New York Times reporter Jeff Zeleny used an old interview with Barack Obama to defend Senate Majority Leader Harry Reid's "Negro" comment in his Tuesday "White House Memo," "Reid's Words On Race Carry Hints Of Obama's."
Zeleny already sounds a little tired of the story about besieged Democrat leader Reid, whose 2010 reelection efforts may have gotten even harder after being quoted in "Game Change," a new book by reporters John Heilemann and Mark Halperin, saying Obama had the advantage of "no Negro dialect, unless he wanted to have one."
Senator Harry Reid's comments about Barack Obama's race -- and its positive implications for his presidential run in 2008 -- have been well aired by now.
The weekend fallout has largely devolved into a familiar Democrat vs. Republican argument focusing on the political consequences for Mr. Reid, the Senate Democratic leader who is scraping through a tough re-election fight at home in Nevada.
So it was no surprise that Mr. Obama moved to quickly accept Mr. Reid's apology, considering that health care legislation and the rest of the president's initiatives are likely to rise or fall on the back of the majority leader.
But that's not the only reason Mr. Obama may have been quick to say "the book is closed" on the remark from Mr. Reid, who referred to Mr. Obama as "light-skinned" and carrying the advantage of having "no Negro dialect, unless he wanted to have one."
The comment -- made to the authors of a new book on the presidential campaign -- is not so different from remarks Mr. Obama has made himself while navigating the complicated intersection of race and politics in America during his rapid rise to the White House.
Zeleny later elucidated:
As the flap continues over Mr. Reid's comments, I remembered an interview that I did with Mr. Obama for the Chicago Tribune back in 2005, when he had just arrived in Washington and spoke openly about the expectations for black politicians. He did not, of course, use the term "Negro dialect," as Mr. Reid did, but the comments seem apt to the current discussion of race and politics.

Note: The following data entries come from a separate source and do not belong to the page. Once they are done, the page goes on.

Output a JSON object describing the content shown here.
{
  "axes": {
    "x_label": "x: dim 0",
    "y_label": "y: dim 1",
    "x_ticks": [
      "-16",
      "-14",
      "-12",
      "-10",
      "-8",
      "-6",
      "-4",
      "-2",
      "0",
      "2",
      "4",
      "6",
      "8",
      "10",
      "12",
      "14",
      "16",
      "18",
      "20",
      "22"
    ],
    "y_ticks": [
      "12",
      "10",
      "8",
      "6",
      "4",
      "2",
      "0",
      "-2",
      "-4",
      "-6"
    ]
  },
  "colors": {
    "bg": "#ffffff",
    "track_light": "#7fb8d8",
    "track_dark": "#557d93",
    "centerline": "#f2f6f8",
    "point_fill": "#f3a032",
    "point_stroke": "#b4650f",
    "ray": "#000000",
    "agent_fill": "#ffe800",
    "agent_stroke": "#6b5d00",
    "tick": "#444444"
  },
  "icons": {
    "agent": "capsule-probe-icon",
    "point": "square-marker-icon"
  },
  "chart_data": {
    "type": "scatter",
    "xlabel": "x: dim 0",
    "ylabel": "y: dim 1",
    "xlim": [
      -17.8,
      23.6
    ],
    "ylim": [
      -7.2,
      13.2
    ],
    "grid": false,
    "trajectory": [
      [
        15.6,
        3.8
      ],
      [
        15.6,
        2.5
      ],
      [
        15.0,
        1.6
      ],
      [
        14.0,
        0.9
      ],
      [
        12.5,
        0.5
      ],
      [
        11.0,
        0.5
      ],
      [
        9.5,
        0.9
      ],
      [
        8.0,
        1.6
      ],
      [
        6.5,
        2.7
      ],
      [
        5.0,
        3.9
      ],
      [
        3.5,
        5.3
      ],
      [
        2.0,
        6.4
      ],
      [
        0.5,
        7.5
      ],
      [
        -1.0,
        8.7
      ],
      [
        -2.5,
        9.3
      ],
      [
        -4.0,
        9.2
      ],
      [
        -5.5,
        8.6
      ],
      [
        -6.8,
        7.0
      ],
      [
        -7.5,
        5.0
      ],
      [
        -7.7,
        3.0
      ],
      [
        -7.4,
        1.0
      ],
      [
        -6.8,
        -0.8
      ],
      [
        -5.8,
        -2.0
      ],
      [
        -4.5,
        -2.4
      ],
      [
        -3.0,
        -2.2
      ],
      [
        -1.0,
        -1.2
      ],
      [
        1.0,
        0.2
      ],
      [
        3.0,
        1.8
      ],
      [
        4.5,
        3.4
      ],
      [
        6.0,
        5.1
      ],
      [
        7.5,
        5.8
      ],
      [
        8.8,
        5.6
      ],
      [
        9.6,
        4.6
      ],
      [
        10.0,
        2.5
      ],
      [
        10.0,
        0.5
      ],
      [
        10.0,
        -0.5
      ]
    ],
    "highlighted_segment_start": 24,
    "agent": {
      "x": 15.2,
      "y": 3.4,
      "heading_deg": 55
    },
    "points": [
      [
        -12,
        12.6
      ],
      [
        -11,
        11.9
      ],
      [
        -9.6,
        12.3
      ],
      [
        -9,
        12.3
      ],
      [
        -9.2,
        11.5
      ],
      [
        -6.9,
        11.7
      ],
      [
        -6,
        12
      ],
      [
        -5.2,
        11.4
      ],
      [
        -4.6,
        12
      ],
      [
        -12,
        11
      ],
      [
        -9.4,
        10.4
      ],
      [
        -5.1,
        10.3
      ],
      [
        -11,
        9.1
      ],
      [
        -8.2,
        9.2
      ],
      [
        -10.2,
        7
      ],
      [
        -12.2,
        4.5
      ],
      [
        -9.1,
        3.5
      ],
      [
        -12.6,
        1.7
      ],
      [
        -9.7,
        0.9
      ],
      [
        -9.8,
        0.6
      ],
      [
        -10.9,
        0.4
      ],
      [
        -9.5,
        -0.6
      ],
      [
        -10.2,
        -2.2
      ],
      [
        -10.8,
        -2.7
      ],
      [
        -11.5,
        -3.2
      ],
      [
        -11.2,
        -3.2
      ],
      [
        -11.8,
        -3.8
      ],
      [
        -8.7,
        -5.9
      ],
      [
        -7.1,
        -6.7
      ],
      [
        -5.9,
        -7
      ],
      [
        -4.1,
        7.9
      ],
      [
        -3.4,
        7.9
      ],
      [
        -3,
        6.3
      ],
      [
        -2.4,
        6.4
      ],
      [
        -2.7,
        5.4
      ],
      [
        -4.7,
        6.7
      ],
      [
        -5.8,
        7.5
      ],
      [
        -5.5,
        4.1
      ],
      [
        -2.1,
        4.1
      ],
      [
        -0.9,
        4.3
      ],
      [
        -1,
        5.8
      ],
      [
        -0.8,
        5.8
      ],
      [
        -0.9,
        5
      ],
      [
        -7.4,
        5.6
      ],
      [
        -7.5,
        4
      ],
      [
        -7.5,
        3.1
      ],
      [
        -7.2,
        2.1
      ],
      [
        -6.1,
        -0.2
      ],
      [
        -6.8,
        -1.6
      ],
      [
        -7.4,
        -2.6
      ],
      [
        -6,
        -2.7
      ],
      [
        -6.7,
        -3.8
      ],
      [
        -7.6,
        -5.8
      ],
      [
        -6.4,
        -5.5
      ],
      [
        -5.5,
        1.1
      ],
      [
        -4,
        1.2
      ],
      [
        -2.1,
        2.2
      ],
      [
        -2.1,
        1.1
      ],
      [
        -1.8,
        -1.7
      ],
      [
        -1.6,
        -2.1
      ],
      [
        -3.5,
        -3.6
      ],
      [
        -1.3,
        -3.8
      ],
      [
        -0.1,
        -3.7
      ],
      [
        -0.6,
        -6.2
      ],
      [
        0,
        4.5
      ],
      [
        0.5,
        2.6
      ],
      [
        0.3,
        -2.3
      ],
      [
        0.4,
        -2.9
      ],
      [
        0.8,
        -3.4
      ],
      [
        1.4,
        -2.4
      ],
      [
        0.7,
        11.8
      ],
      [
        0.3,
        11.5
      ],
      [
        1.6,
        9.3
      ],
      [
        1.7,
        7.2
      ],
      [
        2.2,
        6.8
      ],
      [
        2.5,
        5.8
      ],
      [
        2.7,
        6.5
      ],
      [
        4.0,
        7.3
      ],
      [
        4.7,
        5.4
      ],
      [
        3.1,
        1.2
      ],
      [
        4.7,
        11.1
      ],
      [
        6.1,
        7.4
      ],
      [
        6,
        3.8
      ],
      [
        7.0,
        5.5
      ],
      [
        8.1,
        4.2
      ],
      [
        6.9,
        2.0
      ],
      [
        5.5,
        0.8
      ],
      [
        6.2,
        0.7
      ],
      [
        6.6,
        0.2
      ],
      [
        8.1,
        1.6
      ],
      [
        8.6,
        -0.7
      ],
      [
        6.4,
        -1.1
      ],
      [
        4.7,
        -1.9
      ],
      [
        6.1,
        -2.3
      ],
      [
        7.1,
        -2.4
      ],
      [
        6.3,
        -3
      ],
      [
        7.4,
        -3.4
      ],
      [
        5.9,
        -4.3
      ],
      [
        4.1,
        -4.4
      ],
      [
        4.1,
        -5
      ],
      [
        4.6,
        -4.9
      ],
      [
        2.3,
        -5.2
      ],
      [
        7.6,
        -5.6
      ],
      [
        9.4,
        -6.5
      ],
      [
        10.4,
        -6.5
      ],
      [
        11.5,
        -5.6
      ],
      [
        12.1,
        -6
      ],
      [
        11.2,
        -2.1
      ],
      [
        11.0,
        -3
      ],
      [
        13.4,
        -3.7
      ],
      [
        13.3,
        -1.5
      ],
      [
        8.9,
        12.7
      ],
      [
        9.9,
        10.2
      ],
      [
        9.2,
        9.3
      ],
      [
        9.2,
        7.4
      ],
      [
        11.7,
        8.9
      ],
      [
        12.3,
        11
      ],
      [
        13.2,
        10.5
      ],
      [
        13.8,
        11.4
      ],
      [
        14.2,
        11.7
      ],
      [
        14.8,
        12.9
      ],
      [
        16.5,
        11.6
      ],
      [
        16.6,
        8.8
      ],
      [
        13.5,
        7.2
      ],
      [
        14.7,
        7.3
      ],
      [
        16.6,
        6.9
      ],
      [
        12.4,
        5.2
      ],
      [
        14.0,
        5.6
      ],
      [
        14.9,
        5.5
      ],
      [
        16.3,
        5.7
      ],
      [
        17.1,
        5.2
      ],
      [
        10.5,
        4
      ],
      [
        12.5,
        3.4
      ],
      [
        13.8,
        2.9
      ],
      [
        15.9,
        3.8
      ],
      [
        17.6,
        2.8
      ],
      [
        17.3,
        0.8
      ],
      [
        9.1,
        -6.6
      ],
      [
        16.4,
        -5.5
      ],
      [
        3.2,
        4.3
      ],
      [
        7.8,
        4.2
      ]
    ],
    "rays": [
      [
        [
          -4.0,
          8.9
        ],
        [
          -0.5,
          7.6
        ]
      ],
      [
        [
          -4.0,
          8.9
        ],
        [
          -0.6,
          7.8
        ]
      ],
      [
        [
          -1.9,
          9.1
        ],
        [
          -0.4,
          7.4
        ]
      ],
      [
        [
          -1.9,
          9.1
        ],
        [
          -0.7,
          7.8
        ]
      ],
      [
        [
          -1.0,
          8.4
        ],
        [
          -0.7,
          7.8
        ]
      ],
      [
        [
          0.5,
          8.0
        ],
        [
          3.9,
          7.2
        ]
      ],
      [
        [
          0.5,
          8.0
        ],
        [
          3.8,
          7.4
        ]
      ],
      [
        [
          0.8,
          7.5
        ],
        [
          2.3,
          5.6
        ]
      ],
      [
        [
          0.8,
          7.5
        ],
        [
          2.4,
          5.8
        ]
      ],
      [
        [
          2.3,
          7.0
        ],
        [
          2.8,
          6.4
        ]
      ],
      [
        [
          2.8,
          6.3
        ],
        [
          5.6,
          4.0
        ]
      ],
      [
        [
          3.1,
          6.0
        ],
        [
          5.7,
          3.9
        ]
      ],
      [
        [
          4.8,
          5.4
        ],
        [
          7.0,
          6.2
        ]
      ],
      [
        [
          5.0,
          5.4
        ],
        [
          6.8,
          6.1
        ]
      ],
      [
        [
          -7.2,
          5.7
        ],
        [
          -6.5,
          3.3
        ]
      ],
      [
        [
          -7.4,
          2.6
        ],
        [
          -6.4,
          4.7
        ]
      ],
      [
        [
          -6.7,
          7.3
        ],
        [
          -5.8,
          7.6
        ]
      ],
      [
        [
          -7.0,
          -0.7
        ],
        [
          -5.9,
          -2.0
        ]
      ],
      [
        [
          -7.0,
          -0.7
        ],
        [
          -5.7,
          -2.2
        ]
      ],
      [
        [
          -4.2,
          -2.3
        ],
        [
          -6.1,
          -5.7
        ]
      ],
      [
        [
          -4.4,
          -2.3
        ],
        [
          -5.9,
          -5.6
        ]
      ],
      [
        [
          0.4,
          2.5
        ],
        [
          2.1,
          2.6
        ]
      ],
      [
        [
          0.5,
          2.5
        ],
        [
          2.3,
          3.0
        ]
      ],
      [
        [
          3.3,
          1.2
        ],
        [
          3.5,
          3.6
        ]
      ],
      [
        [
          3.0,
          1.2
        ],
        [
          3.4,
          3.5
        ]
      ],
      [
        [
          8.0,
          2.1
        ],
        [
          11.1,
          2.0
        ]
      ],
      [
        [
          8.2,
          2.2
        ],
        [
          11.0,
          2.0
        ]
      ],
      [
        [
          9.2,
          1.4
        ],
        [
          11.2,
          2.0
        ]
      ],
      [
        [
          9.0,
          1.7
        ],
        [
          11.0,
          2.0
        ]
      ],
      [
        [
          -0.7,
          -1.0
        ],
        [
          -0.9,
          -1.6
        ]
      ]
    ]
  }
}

"We have a certain script in our politics, and one of the scripts for black politicians is that for them to be authentically black they have to somehow offend white people," Mr. Obama said. "And then if he puts a multiracial coalition together, he must somehow be compromising the efforts of the African-American community."
"To use a street term," Mr. Obama added, "we flipped the script."
Few would dispute that Mr. Obama is a far smoother speaker than Mr. Reid. But were they saying essentially the same thing?
National Review Online accused Zeleny of "circling the wagons" around Reid.